Propietaria denuncia quinto avasallamiento en Santa Rita y afirma que hay personas armadas
La propietaria de terrenos en la zona de Santa Rita, Melisa Barba, denunció que su predio fue nuevamente avasallado y aseguró que al interior de la propiedad permanecen personas armadas que impiden...
La propietaria de terrenos en la zona de Santa Rita, Melisa Barba, denunció que su predio fue nuevamente avasallado y aseguró que al interior de la propiedad permanecen personas armadas que impiden el trabajo de los empleados. Según indicó, se trata del quinto hecho de este tipo que enfrenta en los últimos dos años.
Barba afirmó que la invasión comenzó la madrugada del viernes y señaló que actualmente hay trabajadores dentro del predio junto a grupos de personas que, según su versión, se movilizan en motocicletas. “En estos momentos tenemos 20 trabajadores en la propiedad y dentro de la propiedad se encuentran 40 motos con dos personas por cada moto, todos encapuchados y armados”, sostuvo.
La propietaria cuestionó la falta de acción de la Policía y señaló que, pese a gestiones realizadas ante distintas instancias, no se ejecutó el desalojo. Indicó que se les informó que la intervención dependía de autorizaciones vinculadas a las autoridades competentes en materia de tierras y que las actuales condiciones derivadas de los bloqueos dificultan el despliegue policial.

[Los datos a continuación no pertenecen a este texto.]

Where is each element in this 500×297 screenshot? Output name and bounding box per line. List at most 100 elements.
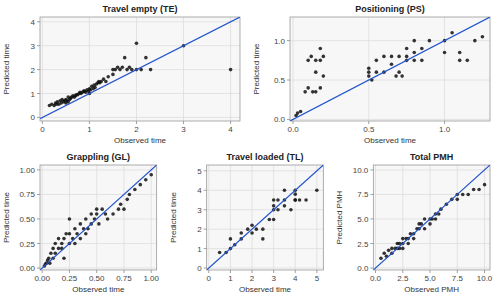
point [119,202,123,206]
point [79,222,83,226]
grid-line [207,248,324,249]
grid-line [373,268,490,269]
tick [230,121,231,124]
tick [37,268,40,269]
title: Positioning (PS) [355,4,425,14]
tick-label: 1 [197,245,202,254]
tick-label: 4 [293,274,298,283]
grid-line [42,165,43,270]
point [268,218,272,222]
title: Travel loaded (TL) [226,152,303,162]
point [367,74,371,78]
point [64,232,68,236]
point [397,55,401,59]
grid-line [373,243,490,244]
grid-line [484,165,485,270]
tick-label: 2 [250,274,255,283]
grid-line [207,209,324,210]
tick [37,117,40,118]
point [123,56,127,60]
grid-line [316,165,317,270]
tick-label: 3 [271,274,276,283]
point [367,70,371,74]
y-axis-label: Predicted PMH [335,190,344,244]
point [106,217,110,221]
tick [89,121,90,124]
tick [37,21,40,22]
point [125,198,129,202]
point [303,90,307,94]
tick [370,243,373,244]
plot-frame [373,165,490,270]
x-axis-label: Observed time [114,136,167,145]
tick-label: 0.25 [19,240,35,249]
plot-area [373,165,490,270]
point [367,66,371,70]
tick-label: 0.50 [19,215,35,224]
point [314,70,318,74]
panel: 012345012345Travel loaded (TL)Observed t… [169,152,324,294]
plot-area [40,165,157,270]
grid-line [183,17,184,121]
tick [370,194,373,195]
point [315,188,319,192]
tick [368,121,369,124]
tick-label: 0.5 [274,76,286,85]
tick [484,270,485,273]
tick [287,119,290,120]
point [477,188,481,192]
point [405,47,409,51]
tick [37,194,40,195]
tick [204,190,207,191]
tick-label: 10.0 [477,274,493,283]
grid-line [40,169,157,170]
tick [42,121,43,124]
tick-label: 2.5 [357,240,369,249]
grid-line [207,268,324,269]
point [261,227,265,231]
tick-label: 0 [197,264,202,273]
tick-label: 4 [197,186,202,195]
point [135,41,139,45]
tick-label: 1.0 [439,125,451,134]
point [276,208,280,212]
point [387,249,391,253]
point [283,188,287,192]
point [412,39,416,43]
point [443,51,447,55]
point [428,39,432,43]
point [455,198,459,202]
tick [208,270,209,273]
point [412,51,416,55]
tick [42,270,43,273]
grid-line [293,17,294,121]
point [246,227,250,231]
point [149,173,153,177]
tick-label: 0.0 [287,125,299,134]
tick-label: 1 [31,90,36,99]
tick-label: 0.75 [19,190,35,199]
tick [204,268,207,269]
point [322,74,326,78]
grid-line [273,165,274,270]
point [68,217,72,221]
tick [37,169,40,170]
tick-label: 1.0 [274,37,286,46]
point [473,39,477,43]
plot-frame [40,17,240,121]
point [261,237,265,241]
point [390,55,394,59]
tick-label: 1 [87,125,92,134]
tick-label: 3 [197,206,202,215]
tick-label: 7.5 [357,190,369,199]
point [121,65,125,69]
grid-line [208,165,209,270]
plot-frame [40,165,157,270]
point [306,59,310,63]
tick [370,268,373,269]
point [62,256,66,260]
tick-label: 0.75 [116,274,132,283]
tick-label: 0 [31,113,36,122]
point [95,207,99,211]
point [73,242,77,246]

Asimismo, aseguró que existen antecedentes similares en predios cercanos. Según relató, una vecina habría gestionado meses atrás una orden de desalojo que tampoco fue ejecutada. “La policía no tiene ninguna excusa para no poder cumplir con el trabajo. Sin embargo, aún así no lo cumplen”, manifestó.

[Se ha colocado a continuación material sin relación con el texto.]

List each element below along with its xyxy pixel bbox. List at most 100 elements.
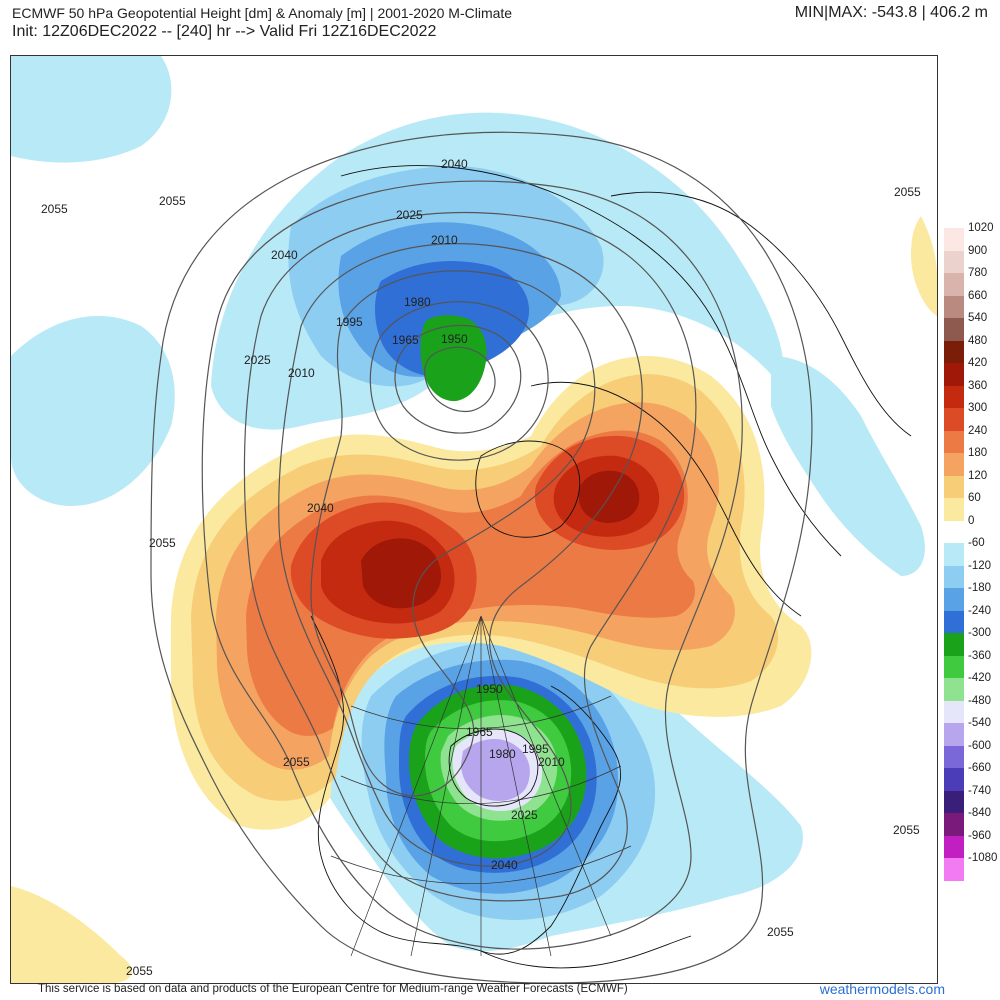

Durante la entrevista también hizo referencia a órdenes de aprehensión pendientes contra dirigentes a quienes identificó como presuntos responsables de avasallamientos en la zona. Señaló que una de esas órdenes data de 2024 y, según afirmó, aún no fue ejecutada.
Respecto a la actividad productiva, explicó que el predio cuenta con cultivos de trigo y una planificación para la siembra de soya, además de insumos almacenados para la próxima campaña agrícola. En ese contexto, sostuvo que los trabajadores enfrentan dificultades para desarrollar sus labores debido a amenazas y daños a la maquinaria. “Es una vergüenza vivir en un país donde los trabajadores no pueden trabajar porque cada vez que tienen que ir a utilizar el tractor para seguir fertilizando los bajan con armas de fuego de alto calibre”, declaró.
Barba afirmó que, pese a los riesgos denunciados, parte de los trabajadores decidió continuar con sus labores para no perder sus fuentes de ingreso. También expresó su preocupación por la persistencia de los avasallamientos y por la falta de resultados en las acciones destinadas a resguardar la propiedad y garantizar el desarrollo de las actividades productivas en la zona.